Wrongo lost the fob for his car once, they’re expensive to replace. What are we talking about, and why should we care? In August or possibly in July, China tested a missile that might be a FOBS. While Wrongo ran a missile unit in the military, that was 50+ years ago, and the technology has vastly improved – so he’s not an expert.
Let’s define what we’re talking about: “Hypersonic” means that it flies faster than the speed of sound. Hypersonic means speeds from Mach 5 to Mach 25, which is orbital velocity. All ICBMs are hypersonic when they re-enter the atmosphere.
An ICBM can be tracked from launch, and since it can’t be redirected during flight, we will have 10+ minutes warning of the targeted location. But a FOBS can stay in orbit for an indeterminate time. You won’t know where it’s going until it begins its descent, which means that by the time it’s possible to determine the target area, there might only be 2-3 minutes of warning.
This has implications for our missile defense umbrella. A traditional ICBM flies a parabolic trajectory so a missile tracking radar can make projections of where and when it will hit a range of targets, providing “early warning” to our threatened locations.
But as the Drive says:
“The maneuvering hypersonic glide vehicle, descending from high-altitude at extreme speed, could travel thousands of miles to its target, which can be…offset from a normal ballistic track. Complicating things…these systems can attack from the south pole, not just the north where most of America’s ballistic missile early warning, tracking, and defensive apparatus is focused.”

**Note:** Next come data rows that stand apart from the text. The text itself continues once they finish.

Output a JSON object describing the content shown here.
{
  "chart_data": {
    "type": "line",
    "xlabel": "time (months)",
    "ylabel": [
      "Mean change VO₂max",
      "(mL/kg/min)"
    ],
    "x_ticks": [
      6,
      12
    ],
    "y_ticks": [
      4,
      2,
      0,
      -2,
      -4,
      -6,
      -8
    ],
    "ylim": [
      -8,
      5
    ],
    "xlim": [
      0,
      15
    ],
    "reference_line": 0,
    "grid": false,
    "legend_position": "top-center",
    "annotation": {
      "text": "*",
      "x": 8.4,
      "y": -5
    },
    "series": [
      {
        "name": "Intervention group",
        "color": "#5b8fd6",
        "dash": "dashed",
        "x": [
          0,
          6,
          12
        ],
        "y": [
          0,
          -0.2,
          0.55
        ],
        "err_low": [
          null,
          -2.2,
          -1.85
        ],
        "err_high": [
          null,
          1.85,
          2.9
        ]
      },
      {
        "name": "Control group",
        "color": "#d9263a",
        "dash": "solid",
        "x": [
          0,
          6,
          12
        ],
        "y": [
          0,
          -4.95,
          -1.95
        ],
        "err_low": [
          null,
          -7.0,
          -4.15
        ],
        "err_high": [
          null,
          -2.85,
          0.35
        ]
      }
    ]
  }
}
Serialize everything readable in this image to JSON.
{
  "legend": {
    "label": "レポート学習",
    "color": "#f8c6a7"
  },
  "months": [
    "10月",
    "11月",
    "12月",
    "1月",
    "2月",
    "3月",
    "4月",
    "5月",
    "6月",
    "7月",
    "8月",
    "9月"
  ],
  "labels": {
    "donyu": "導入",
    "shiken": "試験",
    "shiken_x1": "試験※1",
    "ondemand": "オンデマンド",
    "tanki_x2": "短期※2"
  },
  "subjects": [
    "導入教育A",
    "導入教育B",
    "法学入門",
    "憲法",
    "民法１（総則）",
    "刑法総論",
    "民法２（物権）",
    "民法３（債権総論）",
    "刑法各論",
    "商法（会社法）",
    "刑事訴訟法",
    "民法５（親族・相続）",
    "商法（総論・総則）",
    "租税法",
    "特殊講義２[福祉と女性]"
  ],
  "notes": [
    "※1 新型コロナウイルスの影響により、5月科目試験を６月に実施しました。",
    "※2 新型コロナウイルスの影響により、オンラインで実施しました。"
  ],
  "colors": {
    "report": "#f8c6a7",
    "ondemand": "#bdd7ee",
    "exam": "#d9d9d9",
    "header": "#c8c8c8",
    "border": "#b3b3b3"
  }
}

Our missile defense system is designed for launches from the north. Seems like a bad time for us to figure out they can also come from the south.
Regardless, America’s military has little ability to intercept China’s weapons. Our mid-course intercept capabilities are focused on traditional ballistic missile flight profiles. In practice, America’s missile defenses have never been able to stop China’s missiles, so this additional Chinese capability doesn’t change our vulnerability to their nuclear weapons.
From Jeffery Lewis of Arms Control Wonk: (brackets by Wrongo)
“They [the US] have a very poor [anti-ballistic missile] test record…It’s around 50% percent and only in very scripted scenarios. They don’t test in adverse weather. They’ll cancel missile defense tests on account of rain.”
Doesn’t work in the rain? Shouldn’t we have a more legit missile defense system? What if I told you it cost more than $30 billion?
US spy satellites have revealed that China is constructing hundreds of new missile silos in northwestern China. Their military buildup is, at least in part, a reaction to the perceived threat of America’s pivot to China from the Middle East.
If this report ends up being accurate, one thing is likely: There will be a new profit center for America’s defense contractors! The Pentagon is pushing to deploy a whole new space-based early warning and tracking system for hypersonic and ballistic missiles.
Expect new calls for hugely expensive missile defense capabilities in Congress, as well as demands to do whatever possible to bring China to the bargaining table in hopes of obtaining some type of strategic arms limitation treaty.
Speaking of now wanting a new treaty, China and Russia have both expressed concern, multiple times, about the US abandonment of the Anti-ballistic Missile Treaty. The ABM Treaty was a 1972 deal with the Soviet Union that limited the number of such systems both countries could develop and deploy.
Colin Powell and George W. Bush dismantled that treaty in the wake of 9/11. Perhaps if GW Bush hadn’t unilaterally abandoned it in 2001, we might not be talking about this today.
Our presidents can say whatever they want, but our adversaries have to look at the worst case for their own defense, just as we must. They believe that abandoning the treaty opened the way for a US first nuclear strike.
But don’t be too worried about this.
Rest assured we will have an effective defense/response system just as soon as we can get the parts from China.
Not funny😫
Actually funny. Very disturbing, but funny.
And also, humbling. We finally get to stand in a position of relative vulnerability to another great military power. I suspect that most Americans haven’t inhabited that vantage point since the Cuban Missile Crisis and that lasted for what now seems like a few minutes. Nothing funny about that.